Zu den angeblichen Fortschritten der Iraner beim Atomprogramm meinte Nuland: "Ehrlich gesagt, sieht das nicht nach viel aus. Und es sind auch keine großen Neuigkeiten. Das scheint eher hochgespielt zu sein." Tatsächlich hinkten die Iraner "viele, viele Monate" hinter jenem technischen Stand hinterher, den sie lauthals propagierten.
Ähnlich äußerte sich Jay Carney, der Sprecher des Weißen Hauses in Washington. Auch er vermutet, das Regime wolle mit angeblichen Erfolgen von den Auswirkungen der Sanktionen ablenken: "Das sind provokative Trotzaktionen." Die "New York Times" schrieb, nach Ansicht einiger Experten wolle der Iran vorgebliche "Tatsachen" schaffen, um bei künftigen Atomverhandlungen mit eine stärkere Position einnehmen zu können.

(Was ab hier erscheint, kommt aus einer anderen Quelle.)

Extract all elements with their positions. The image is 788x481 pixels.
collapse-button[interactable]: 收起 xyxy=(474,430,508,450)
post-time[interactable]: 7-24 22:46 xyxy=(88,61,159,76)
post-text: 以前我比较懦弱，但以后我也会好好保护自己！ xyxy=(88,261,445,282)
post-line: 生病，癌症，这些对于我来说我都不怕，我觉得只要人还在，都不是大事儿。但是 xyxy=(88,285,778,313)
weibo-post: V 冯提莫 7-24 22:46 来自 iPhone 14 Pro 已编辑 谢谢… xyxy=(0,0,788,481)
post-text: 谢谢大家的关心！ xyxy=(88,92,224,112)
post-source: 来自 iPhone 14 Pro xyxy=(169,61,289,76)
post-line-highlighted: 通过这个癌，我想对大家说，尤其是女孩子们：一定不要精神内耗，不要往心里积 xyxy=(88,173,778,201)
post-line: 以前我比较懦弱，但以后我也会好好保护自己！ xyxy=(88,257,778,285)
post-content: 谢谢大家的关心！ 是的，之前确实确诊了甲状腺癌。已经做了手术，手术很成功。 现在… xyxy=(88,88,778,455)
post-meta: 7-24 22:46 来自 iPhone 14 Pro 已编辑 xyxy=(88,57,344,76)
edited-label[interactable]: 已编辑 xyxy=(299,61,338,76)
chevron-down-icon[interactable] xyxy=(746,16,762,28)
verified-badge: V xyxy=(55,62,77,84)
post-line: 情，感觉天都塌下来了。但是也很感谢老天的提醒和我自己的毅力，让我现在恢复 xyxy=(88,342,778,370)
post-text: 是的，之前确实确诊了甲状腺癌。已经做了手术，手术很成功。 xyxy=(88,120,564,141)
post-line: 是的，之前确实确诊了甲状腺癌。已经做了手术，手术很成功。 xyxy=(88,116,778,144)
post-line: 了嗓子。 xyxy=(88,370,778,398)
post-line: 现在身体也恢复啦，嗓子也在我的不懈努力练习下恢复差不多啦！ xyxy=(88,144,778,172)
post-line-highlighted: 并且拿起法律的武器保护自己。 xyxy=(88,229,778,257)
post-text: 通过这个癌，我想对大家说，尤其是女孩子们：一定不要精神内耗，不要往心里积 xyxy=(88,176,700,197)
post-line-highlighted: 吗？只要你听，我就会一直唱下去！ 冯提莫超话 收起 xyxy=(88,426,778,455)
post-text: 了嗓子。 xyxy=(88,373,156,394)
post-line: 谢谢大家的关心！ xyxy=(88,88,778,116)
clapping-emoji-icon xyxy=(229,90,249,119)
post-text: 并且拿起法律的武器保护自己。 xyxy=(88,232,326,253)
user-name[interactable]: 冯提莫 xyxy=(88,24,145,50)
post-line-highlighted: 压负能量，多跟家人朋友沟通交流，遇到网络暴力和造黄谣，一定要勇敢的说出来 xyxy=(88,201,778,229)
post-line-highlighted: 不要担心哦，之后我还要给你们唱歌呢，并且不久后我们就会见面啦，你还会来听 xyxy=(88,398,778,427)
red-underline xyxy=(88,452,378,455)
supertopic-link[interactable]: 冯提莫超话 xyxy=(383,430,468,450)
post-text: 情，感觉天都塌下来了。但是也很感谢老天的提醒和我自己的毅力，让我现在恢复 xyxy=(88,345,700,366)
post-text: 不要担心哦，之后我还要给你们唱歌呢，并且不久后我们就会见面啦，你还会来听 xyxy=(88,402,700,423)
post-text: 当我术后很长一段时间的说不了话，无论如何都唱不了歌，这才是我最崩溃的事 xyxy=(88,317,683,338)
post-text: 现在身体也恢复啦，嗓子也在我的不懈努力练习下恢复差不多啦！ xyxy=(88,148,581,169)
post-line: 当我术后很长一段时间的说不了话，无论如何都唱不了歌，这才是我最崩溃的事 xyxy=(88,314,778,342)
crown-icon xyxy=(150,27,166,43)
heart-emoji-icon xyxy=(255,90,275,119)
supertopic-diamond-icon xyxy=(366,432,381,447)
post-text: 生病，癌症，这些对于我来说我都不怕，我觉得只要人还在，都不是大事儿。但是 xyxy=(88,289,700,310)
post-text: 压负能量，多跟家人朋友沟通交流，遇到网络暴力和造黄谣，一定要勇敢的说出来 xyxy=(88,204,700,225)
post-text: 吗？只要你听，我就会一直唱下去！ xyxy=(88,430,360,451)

Karim Sadjadpour von der internationalen Organisation Carnegie Endowment for International Peace sagte, das kriegerische Gebaren des Iran solle tatsächliche Schwäche verbergen. So hätten die jüngsten Terrorangriffe iranischer Agenten auf Israelis eher Inkompetenz als Schrecken signalisiert, die Atomfortschritte seien vermutlich übertrieben und die Drohung Teherans, die Öl-Exporte nach Europa zu kappen, nichts weiter als ein Bluff.
In Georgien, Aserbaidschan und Thailand waren Anschläge auf Israelis gescheitert, in Indien wurden vier Menschen vor der israelischen Botschaft verletzt. Bei dem versuchten Anschlag in Thailand hatte sich einer der iranischen Terroristen beide Beine abgesprengt. Ein weiterer Iraner wurde noch in Bangkok gefasst, ein dritter jetzt in Malaysia, wohin er geflohen war.